If by regime change you mean the regime falls without outside intervention, I don’t think a majority of Iranians want that at this point. The middle class does not currently have a better alternative, which can guarantee that there will not be the same bloodbath of the 1979 revolution. Even the workers are not convinced and we do not yet see them in large number. However, all of this may change if the regime continues to deny the need for change at the head of state.

You are a supporter of the reformers: there was a time when Iranians also wanted reform from within, but this position is today much criticized by opponents abroad and demonstrators on the spot.

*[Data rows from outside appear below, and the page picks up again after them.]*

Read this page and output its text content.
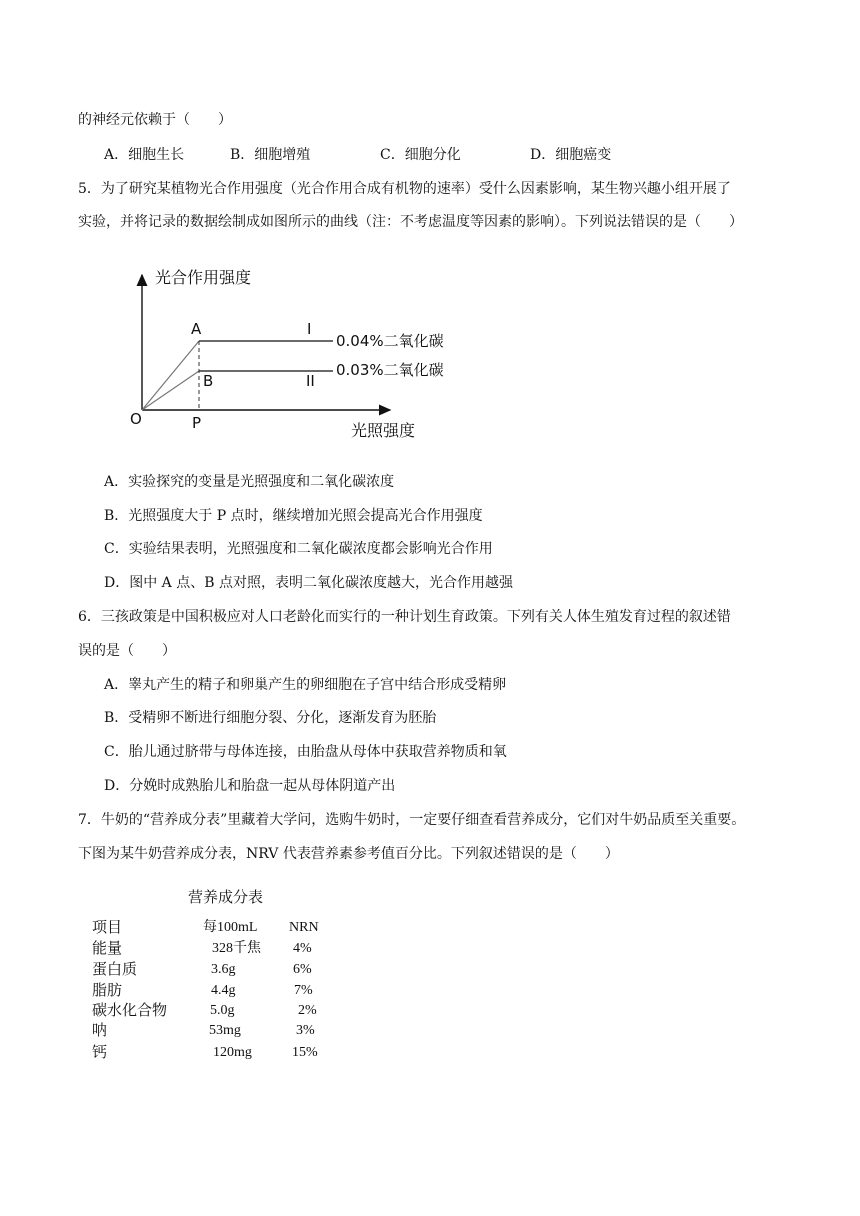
的神经元依赖于（　　）
A．细胞生长	B．细胞增殖	C．细胞分化	D．细胞癌变
5．为了研究某植物光合作用强度（光合作用合成有机物的速率）受什么因素影响，某生物兴趣小组开展了
实验，并将记录的数据绘制成如图所示的曲线（注：不考虑温度等因素的影响）。下列说法错误的是（　　）
光合作用强度
光照强度
O
A
B
P
I
II
0.04%二氧化碳
0.03%二氧化碳
A．实验探究的变量是光照强度和二氧化碳浓度
B．光照强度大于 P 点时，继续增加光照会提高光合作用强度
C．实验结果表明，光照强度和二氧化碳浓度都会影响光合作用
D．图中 A 点、B 点对照，表明二氧化碳浓度越大，光合作用越强
6．三孩政策是中国积极应对人口老龄化而实行的一种计划生育政策。下列有关人体生殖发育过程的叙述错
误的是（　　）
A．睾丸产生的精子和卵巢产生的卵细胞在子宫中结合形成受精卵
B．受精卵不断进行细胞分裂、分化，逐渐发育为胚胎
C．胎儿通过脐带与母体连接，由胎盘从母体中获取营养物质和氧
D．分娩时成熟胎儿和胎盘一起从母体阴道产出
7．牛奶的“营养成分表”里藏着大学问，选购牛奶时，一定要仔细查看营养成分，它们对牛奶品质至关重要。
下图为某牛奶营养成分表，NRV 代表营养素参考值百分比。下列叙述错误的是（　　）
营养成分表
项目	每100mL NRN
能量	328千焦 4%
蛋白质	3.6g	6%
脂肪	4.4g	7%
碳水化合物	5.0g	2%
呐	53mg	3%
钙	120mg	15%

Reform is always possible in any system. I know that’s not a very fashionable thought. But being considered an intellectual, I must tell the truth, not follow trends. I think the reformers have lost the ability to push reforms because they have abandoned their strategy of the 90s, which was a combination of “pressure from the street, negotiation at the top”. We have seen in recent years that elections are ineffective if they are not accompanied by massive street protests, and we are now seeing that protests are not very effective if there are not elected moderates or reformists in various positions in parliament or government.

I think we now need to organize a big massive protest in Tehran around the Parliament, even besiege the Parliament in a peaceful way, and stay there until the demands for free and independent elections under international control are accepted. Then the new Parliament and the government can change the constitution and set up the Third Republic of Iran, without a supreme religious leader. This will abolish what is in effect a religious monarchy. By using this hybrid strategy, namely the pressure of the street and the role of elected officials, it will be possible to force Khamenei to sign the end of his absolute monarchy, just as Ahmad Shah, king of the Qajar dynasty, had signed the constitution in 1911 in Iran.